Permanent exhibitionincluded in the day ticket
The fascination of maths - where logic and magic meet.
"In this house, everyone can do what I want." With this classic saying, Oskar von Miller, the founder and influential designer of the "German Museum of Masterpieces of Science and Technology" in Munich, summarised the "education-oriented hands-on principle" almost 100 years ago.
This quote illustrates phaeno's philosophy of presenting maths not just as abstract theory, but as a lively, interactive experience. Our new exhibits in the "Maths Magic" area invite visitors to discover maths in a playful way and make their own discoveries.
Children and adults can playfully test their logic and stamina with "knot puzzles": eight different knot puzzles of varying degrees of difficulty involve solving loops, moving rings from one loop to another or transferring complex structures into one another.
In the process, our explorers train their spatial imagination, strategic thinking and patience. At the same time, they gain an exciting insight into mathematical topology, a field that is also used in polymer physics and biochemistry.
A wide variety of patterns with small tiles or geometric figures can be laid at the "mosaic table". It is noticeable that many patterns are created simply and without gaps. This is due to the special shape of the tiles - they all have angles of 30°, 60° and 120°.
These and other exhibits show that tricky tasks are not only fun, but also encourage creative thinking and problem-solving skills in a playful way.
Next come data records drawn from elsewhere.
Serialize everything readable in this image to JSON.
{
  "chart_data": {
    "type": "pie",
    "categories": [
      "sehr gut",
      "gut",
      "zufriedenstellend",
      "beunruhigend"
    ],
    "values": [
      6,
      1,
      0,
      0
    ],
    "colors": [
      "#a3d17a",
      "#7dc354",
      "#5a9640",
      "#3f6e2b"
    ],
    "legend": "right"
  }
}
Will you join in?
How is the straight red rod supposed to fit through the recess in this curved shape? Trying it out reveals the secret.
The recess in the plate describes a hyperbola, a special kind of curve. If you pass the rod through it and turn it, it describes a hyperboloid surface - an elegant geometric shape that looks as if it is curved, but is actually made up entirely of straight lines.
This phenomenon shows that curved surfaces do not always have to be "curved": they can be composed entirely of straight lines. This is referred to as a regular straight enveloping surface, which is equally exciting for engineers, architects and mathematicians in geometry.
Amazement guaranteed: The red rod glides effortlessly through it - creating a perfect, seemingly curved shape in the air.
An amazing example of how our eyes sometimes deceive us - and that geometry is full of surprising magic!
In "Schneidering", children and young people discover in a playful way how three-dimensional bodies are broken down into surprising two-dimensional cut surfaces. A fanned-out laser penetrates Plexiglas bodies such as cubes or tetrahedrons and makes the edges of the cut surfaces visible - a fascinating insight into the geometric structure of the objects.
You will learn how to think spatially and understand the mathematical relationships between 3D shapes and their 2D sections. With six laser sources, optimised object placement and new, more robust shapes, the exhibit is particularly vivid and safe. In this way, "Schneidering" impressively demonstrates how maths and optics are linked and how exciting it is to experiment with shapes.
Experience the transition from flat 2D shapes to vivid 3D bodies! At this station, you can rotate two-dimensional cards with imprinted motifs. The rotation creates exciting three-dimensional bodies from the flat shapes - a fascinating experiment in geometry!
There are four different shapes that you can try out:
What exactly is happening here? You will experience solids of revolution that are created when a 2D surface is rotated around an axis. You will be familiarised with the mathematical concepts of rotation, volume calculation and symmetry. You will see live how angles and axes affect the shape.
The experiment brings maths and art together and shows how abstract mathematical ideas become visible and tangible. It is an exciting experience for anyone who enjoys science and maths!
In this exciting experiment, you can organise a race with balls on two tracks - one of which is longer than the other. Surprisingly, the track with the longer path wins!
Why is that? The longer track is a so-called brachistochrone, the fastest way to get from one point to another. It's not just about the length of the track, but also about the course and inclination of the track. Both balls start at the same speed, but reach their destination at different times - the ball on the "diversions" is faster!
There are these stations with one, two or three trajectories in our maths area, which illustrate different aspects of brachistochrone and show you how speed and movement are connected in surprising ways.
A fascinating example of optimisation and mathematics in physics that clearly explains the laws of motion!